Basically, anyone who is trotting about saying, “I never wore sunscreen a day in my life, and here I am, at thirty-five, cancer FREE!” is pretty much akin to my friend, an avid chain-smoker, who is rapidly approaching ninety years of age and still brags about his lack of cancer even though he’s lived long enough to contract every other disease in the Merck Manual.

Stuff is brewing.

Like, congratulations on not having skin cancer at a relatively youthful age. Come back and talk to me when you’re seventy-five, but I'll bet my pants that right now, you already have sun-related freckling on your arms. Seriously. Look down at your forearms. Are they spotted? Showing signs of uneven pigmentation? Broken capillaries? Are there noticeable white splotches where your skin cells have basically just said, “#$% tha police” and refuse to produce melanin altogether?
I thought maybe changing the filter on my camera phone would make me more attractive, but that's really asking too much from this face.
You’re patting yourself on the back because you don’t have skin cancer yet, but in reality, your skin may be showing a high level of collagen alteration due to sun damage. This ages you. And maybe you don’t realize this because you also don’t live in an area with a high concentration of models or actresses where a simple trip to Whole Foods will find you picking apples next to an adequately-sunblocked Michelle Pfieffer who might be twice your age—but she looks twice as awesome, and she’ll throw you a sad glance before saying, “I’d refer you to my dermatologist, but you look poor.”
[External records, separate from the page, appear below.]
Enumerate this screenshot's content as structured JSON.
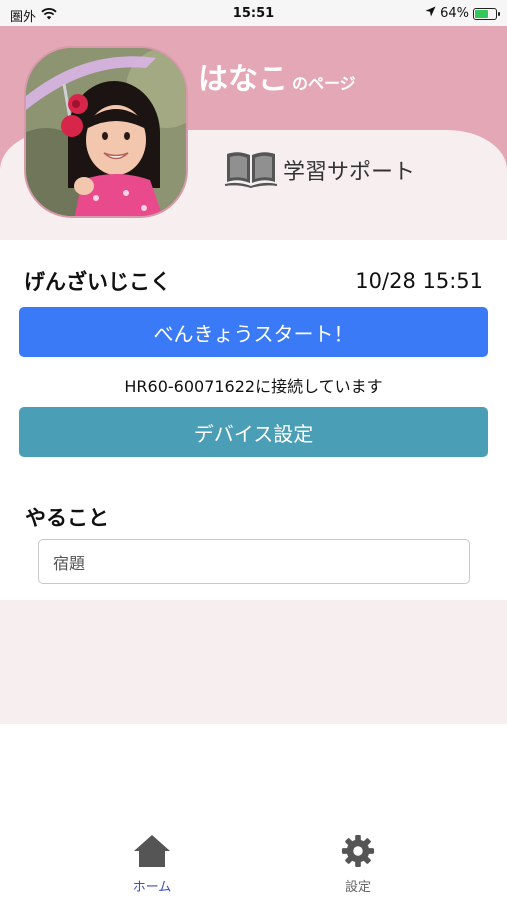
{
  "status_bar": {
    "carrier": "圏外",
    "time": "15:51",
    "battery": "64%",
    "battery_level": 0.64,
    "icons": [
      "wifi-icon",
      "location-arrow-icon",
      "battery-icon"
    ]
  },
  "header": {
    "name": "はなこ",
    "suffix": "のページ",
    "support_label": "学習サポート",
    "colors": {
      "header_bg": "#e4a7b6",
      "curve_bg": "#f7eef0"
    }
  },
  "clock": {
    "label": "げんざいじこく",
    "value": "10/28 15:51"
  },
  "buttons": {
    "start": "べんきょうスタート！",
    "device": "デバイス設定",
    "start_color": "#3a7af6",
    "device_color": "#4a9eb6"
  },
  "connection_text": "HR60-60071622に接続しています",
  "todo": {
    "title": "やること",
    "placeholder": "宿題"
  },
  "tabs": [
    {
      "label": "ホーム",
      "icon": "home-icon",
      "active": true
    },
    {
      "label": "設定",
      "icon": "gear-icon",
      "active": false
    }
  ]
}
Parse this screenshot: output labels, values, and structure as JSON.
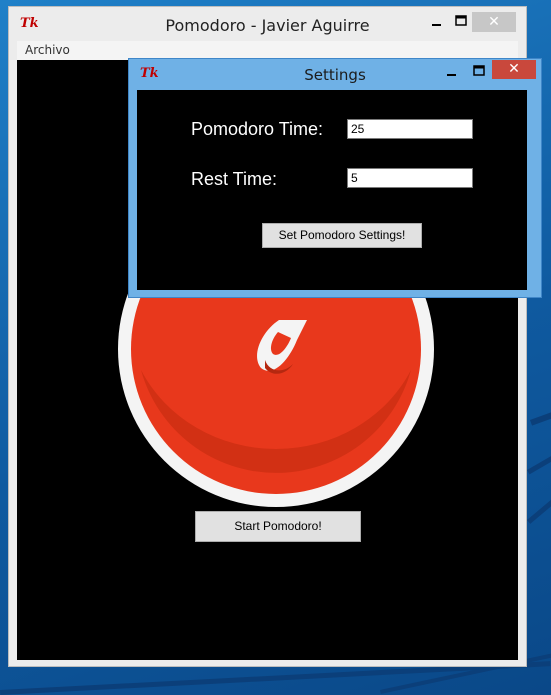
{
  "main_window": {
    "title": "Pomodoro - Javier Aguirre",
    "menu": [
      "Archivo"
    ],
    "start_button": "Start Pomodoro!"
  },
  "settings_window": {
    "title": "Settings",
    "fields": [
      {
        "label": "Pomodoro Time:",
        "value": "25"
      },
      {
        "label": "Rest Time:",
        "value": "5"
      }
    ],
    "set_button": "Set Pomodoro Settings!"
  },
  "icons": {
    "app_logo": "Tk",
    "minimize": "minimize-icon",
    "maximize": "maximize-icon",
    "close": "close-icon"
  },
  "colors": {
    "tomato_red": "#e8381c",
    "settings_border": "#6fb1e6",
    "close_red": "#c9483c",
    "desktop_blue": "#1565a8"
  }
}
And you will feel bad. You will. You think you won’t, because you’re strong. You’re practical. You grew up on a farm, so you know the virtue of hard work. The callous beatings of afternoon sun. You bear the regal insignia of actinic keratosis on your cheeks. But when confronted with the buttercream complexion of Isla Fisher, who is 40, but looks like a fetus because she wears Supergoop, you won’t feel regal, YOU WILL FEEL BAD. You don’t know what it’s like to run into these people on La Cienega and have them look at you like you’re a massive melanomic boulder.
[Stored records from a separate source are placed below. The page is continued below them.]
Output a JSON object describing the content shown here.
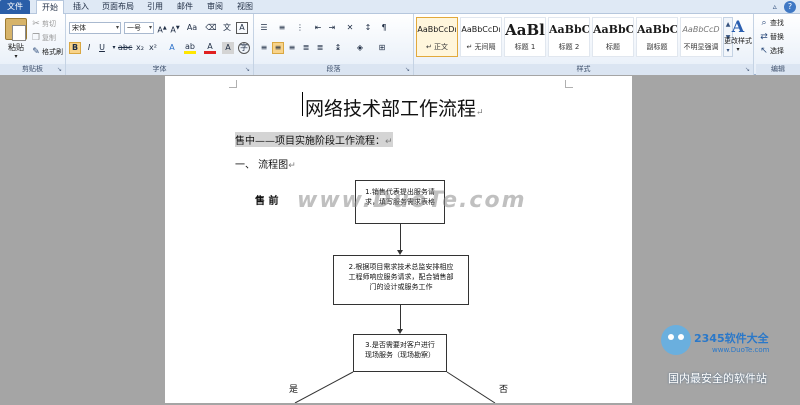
{
  "tabs": [
    {
      "label": "文件"
    },
    {
      "label": "开始"
    },
    {
      "label": "插入"
    },
    {
      "label": "页面布局"
    },
    {
      "label": "引用"
    },
    {
      "label": "邮件"
    },
    {
      "label": "审阅"
    },
    {
      "label": "视图"
    }
  ],
  "clipboard": {
    "paste": "粘贴",
    "cut": "剪切",
    "copy": "复制",
    "format_painter": "格式刷",
    "group": "剪贴板"
  },
  "font": {
    "name": "宋体",
    "size": "一号",
    "group": "字体"
  },
  "paragraph": {
    "group": "段落"
  },
  "styles": {
    "group": "样式",
    "items": [
      {
        "sample": "AaBbCcDı",
        "name": "↵ 正文"
      },
      {
        "sample": "AaBbCcDı",
        "name": "↵ 无间隔"
      },
      {
        "sample": "AaBl",
        "name": "标题 1"
      },
      {
        "sample": "AaBbC",
        "name": "标题 2"
      },
      {
        "sample": "AaBbC",
        "name": "标题"
      },
      {
        "sample": "AaBbC",
        "name": "副标题"
      },
      {
        "sample": "AaBbCcD",
        "name": "不明显强调"
      }
    ],
    "change_styles": "更改样式"
  },
  "editing": {
    "find": "查找",
    "replace": "替换",
    "select": "选择",
    "group": "编辑"
  },
  "document": {
    "title": "网络技术部工作流程",
    "subtitle": "售中——项目实施阶段工作流程：",
    "section": "一、  流程图",
    "phase_label": "售  前",
    "watermark": "www.DuoTe.com",
    "boxes": [
      {
        "line1": "1.销售代表提出服务请",
        "line2": "求，填写服务需求表格"
      },
      {
        "line1": "2.根据项目需求技术总监安排相应",
        "line2": "工程师响应服务请求，配合销售部",
        "line3": "门的设计或服务工作"
      },
      {
        "line1": "3.是否需要对客户进行",
        "line2": "现场服务（现场勘察）"
      }
    ],
    "yes": "是",
    "no": "否"
  },
  "overlay": {
    "logo": "2345软件大全",
    "url": "www.DuoTe.com",
    "slogan": "国内最安全的软件站"
  }
}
And only then will you realize that your skin is failing you, because you have failed it. But it’s too late, because the world’s biggest IPL laser can’t abolish the evils metastasizing on your dermis. You might as well drink 10 liters of toxic sunscreen and call it a life—truly a better way to die than the prostrate misery of premature aging.
Our lawn needs SPF 50000
You do. Trust me. You do need the sunscreen.


Write comments
Amy Holt
June 17, 2016 at 12:57 AM delete

I slather my pasty white children in the death cream every stinking day. They hate me!

June 17, 2016 at 7:43 AM delete

Of course you do. You were a model. You understand. And someday, when your kids have grown up to be Derek Zoolanders, they will thank you for keeping them really really ridiculously good-looking.

Josh Nagy
June 20, 2016 at 3:32 PM delete

I feel like you have failed to properly protect your poor hydrangea from the evil rays of the sun. Don't they have an SPF rating for greenery?
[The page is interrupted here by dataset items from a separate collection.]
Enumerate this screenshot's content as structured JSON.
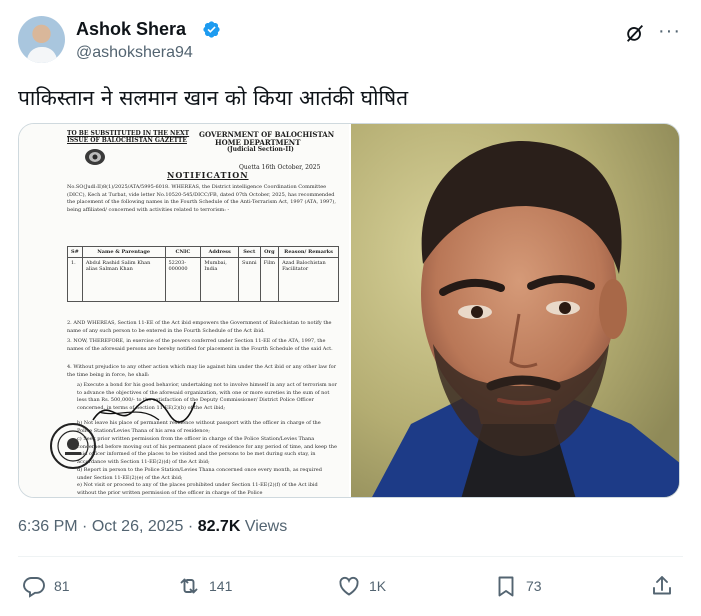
{
  "author": {
    "name": "Ashok Shera",
    "handle": "@ashokshera94"
  },
  "tweet": {
    "text": "पाकिस्तान ने सलमान खान को किया आतंकी घोषित"
  },
  "document": {
    "top_left_line1": "TO BE SUBSTITUTED IN THE NEXT",
    "top_left_line2": "ISSUE OF BALOCHISTAN GAZETTE",
    "top_right_line1": "GOVERNMENT OF BALOCHISTAN",
    "top_right_line2": "HOME DEPARTMENT",
    "top_right_line3": "(Judicial Section-II)",
    "title": "NOTIFICATION",
    "date": "Quetta 16th October, 2025",
    "para1": "No.SO(Judl:II)8(1)/2025/ATA/5995-6018. WHEREAS, the District intelligence Coordination Committee (DICC), Kech at Turbat, vide letter No.10520-545/DICC/FB, dated 07th October, 2025, has recommended the placement of the following names in the Fourth Schedule of the Anti-Terrarism Act, 1997 (ATA, 1997), being affiliated/ concerned with activities related to terrorism: -",
    "table_headers": [
      "S#",
      "Name & Parentage",
      "CNIC",
      "Address",
      "Sect",
      "Org",
      "Reason/ Remarks"
    ],
    "table_row": [
      "1.",
      "Abdul Rashid Salim Khan alias Salman Khan",
      "52203-000000",
      "Mumbai, India",
      "Sunni",
      "Film",
      "Azad Balochistan Facilitator"
    ],
    "para2": "2. AND WHEREAS, Section 11-EE of the Act ibid empowers the Government of Balochistan to notify the name of any such person to be entered in the Fourth Schedule of the Act ibid.",
    "para3": "3. NOW, THEREFORE, in exercise of the powers conferred under Section 11-EE of the ATA, 1997, the names of the aforesaid persons are hereby notified for placement in the Fourth Schedule of the said Act.",
    "para4": "4. Without prejudice to any other action which may lie against him under the Act ibid or any other law for the time being in force, he shall:",
    "para5": "a) Execute a bond for his good behavior, undertaking not to involve himself in any act of terrorism nor to advance the objectives of the aforesaid organization, with one or more sureties in the sum of not less than Rs. 500,000/- to the satisfaction of the Deputy Commissioner/ District Police Officer concerned, in terms of Section 11-EE(2)(b) of the Act ibid;",
    "para6": "b) Not leave his place of permanent residence without passport with the officer in charge of the Police Station/Levies Thana of his area of residence;",
    "para7": "c) Seek prior written permission from the officer in charge of the Police Station/Levies Thana concerned before moving out of his permanent place of residence for any period of time, and keep the said officer informed of the places to be visited and the persons to be met during such stay, in accordance with Section 11-EE(2)(d) of the Act ibid;",
    "para8": "d) Report in person to the Police Station/Levies Thana concerned once every month, as required under Section 11-EE(2)(e) of the Act ibid;",
    "para9": "e) Not visit or proceed to any of the places prohibited under Section 11-EE(2)(f) of the Act ibid without the prior written permission of the officer in charge of the Police"
  },
  "meta": {
    "time": "6:36 PM",
    "separator": "·",
    "date": "Oct 26, 2025",
    "views_count": "82.7K",
    "views_label": "Views"
  },
  "actions": {
    "replies": "81",
    "reposts": "141",
    "likes": "1K",
    "bookmarks": "73"
  },
  "colors": {
    "text_primary": "#0f1419",
    "text_secondary": "#536471",
    "verified_blue": "#1d9bf0",
    "border": "#cfd9de"
  },
  "icons": [
    "verified-badge-icon",
    "grok-icon",
    "more-options-icon",
    "reply-icon",
    "repost-icon",
    "like-icon",
    "bookmark-icon",
    "share-icon"
  ]
}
June 20, 2016 at 4:58 PM delete

Hydrangeas are full and partial sun usually, but the heat here is so intense, my plants look electrocuted...

June 28, 2016 at 2:39 PM delete

The people who talk about the evils of sunscreen are young and don't burn. Or they're really macho guy types. When they go about 10 years and start looking like your gnome, then they start wearing sunscreen again.

October 5, 2016 at 2:21 AM delete

Going out without sunscreen is a big NO. Iam totally with you. Sunscreen is an essential part of skin routine. There should be no doubt regarding waring suncreen. It is one of the safest methods to prevent from ill efects of the sun.